Why do pebbles look brighter when wet? Is there a right order in which to arrange a set of colored crayons? Are blue rooms really cold ? Why do some clothes change color when ironed? What are the colors you see when you press your eyes? To answer these and other questions, Hazel Rossotti uses scientific basics--matter, energy, and eye structure--to discuss the colors of the natural world, the mechanism of color vision, and a range of color technology from ceramics to television. She includes a fascinating discussion of the uses of color, both prosaic (as for camouflage, signaling, and symbolism) and poetic (for conveying mood in art and language). Dealing with subjects from refraction to rainbows, chlorophyll to color blindness, this book will appeal both to the general reader and to the scientist.

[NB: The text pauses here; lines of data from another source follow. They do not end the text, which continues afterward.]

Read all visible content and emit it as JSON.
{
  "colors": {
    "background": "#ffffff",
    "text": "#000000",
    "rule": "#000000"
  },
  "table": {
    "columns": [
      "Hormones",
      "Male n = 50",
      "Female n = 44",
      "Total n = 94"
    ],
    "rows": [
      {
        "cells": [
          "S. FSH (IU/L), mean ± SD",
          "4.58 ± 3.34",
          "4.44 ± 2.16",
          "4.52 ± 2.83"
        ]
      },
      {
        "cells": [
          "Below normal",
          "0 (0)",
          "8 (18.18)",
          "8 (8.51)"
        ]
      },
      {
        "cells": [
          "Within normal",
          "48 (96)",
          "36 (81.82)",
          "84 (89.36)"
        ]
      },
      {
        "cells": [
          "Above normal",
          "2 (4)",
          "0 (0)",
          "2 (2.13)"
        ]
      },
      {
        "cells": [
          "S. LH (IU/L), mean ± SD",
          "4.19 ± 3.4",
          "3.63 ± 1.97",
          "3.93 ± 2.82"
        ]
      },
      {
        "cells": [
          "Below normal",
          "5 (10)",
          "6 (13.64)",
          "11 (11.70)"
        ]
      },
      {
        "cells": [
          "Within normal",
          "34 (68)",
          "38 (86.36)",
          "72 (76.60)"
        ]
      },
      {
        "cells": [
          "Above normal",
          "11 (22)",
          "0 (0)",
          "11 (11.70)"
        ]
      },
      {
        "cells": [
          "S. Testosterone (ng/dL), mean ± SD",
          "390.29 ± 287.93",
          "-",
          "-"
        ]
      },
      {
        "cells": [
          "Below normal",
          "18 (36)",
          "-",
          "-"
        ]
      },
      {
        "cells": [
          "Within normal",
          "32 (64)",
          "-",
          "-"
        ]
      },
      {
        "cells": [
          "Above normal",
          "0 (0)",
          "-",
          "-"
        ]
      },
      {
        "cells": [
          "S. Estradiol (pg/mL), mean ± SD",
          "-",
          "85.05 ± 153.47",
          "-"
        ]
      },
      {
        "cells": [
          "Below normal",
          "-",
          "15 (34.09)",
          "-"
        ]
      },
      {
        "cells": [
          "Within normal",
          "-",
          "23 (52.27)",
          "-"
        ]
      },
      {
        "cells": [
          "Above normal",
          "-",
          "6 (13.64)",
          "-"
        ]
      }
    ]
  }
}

Color or the lack of it in the air, water, earth, fire, foods, animals and humans is discussed in Colour. . . . The author answers such puzzling questions as: Why do pebbles look brighter when wet? What are the colors you see when you press your eyelids against your eyes? One reviewer commented that Colour 'shows an encyclopedic knowledge of the subject.' Intelligent and well-written, this book deals with color in virtually all its aspects, from physics and chemistry of light to dyes to the color of animals and vegetables to perception of color and the relation of color to moods.
Lawrence E. Marks, Yale University Rossotti has managed successfully to bring together a wide range of facts having to do with color. Indeed, I can think of few aspects of the subject not touched on in this book. The large number of appeals to common experience and natural settings should greatly aid the layman's understanding of what are some rather tricky issues.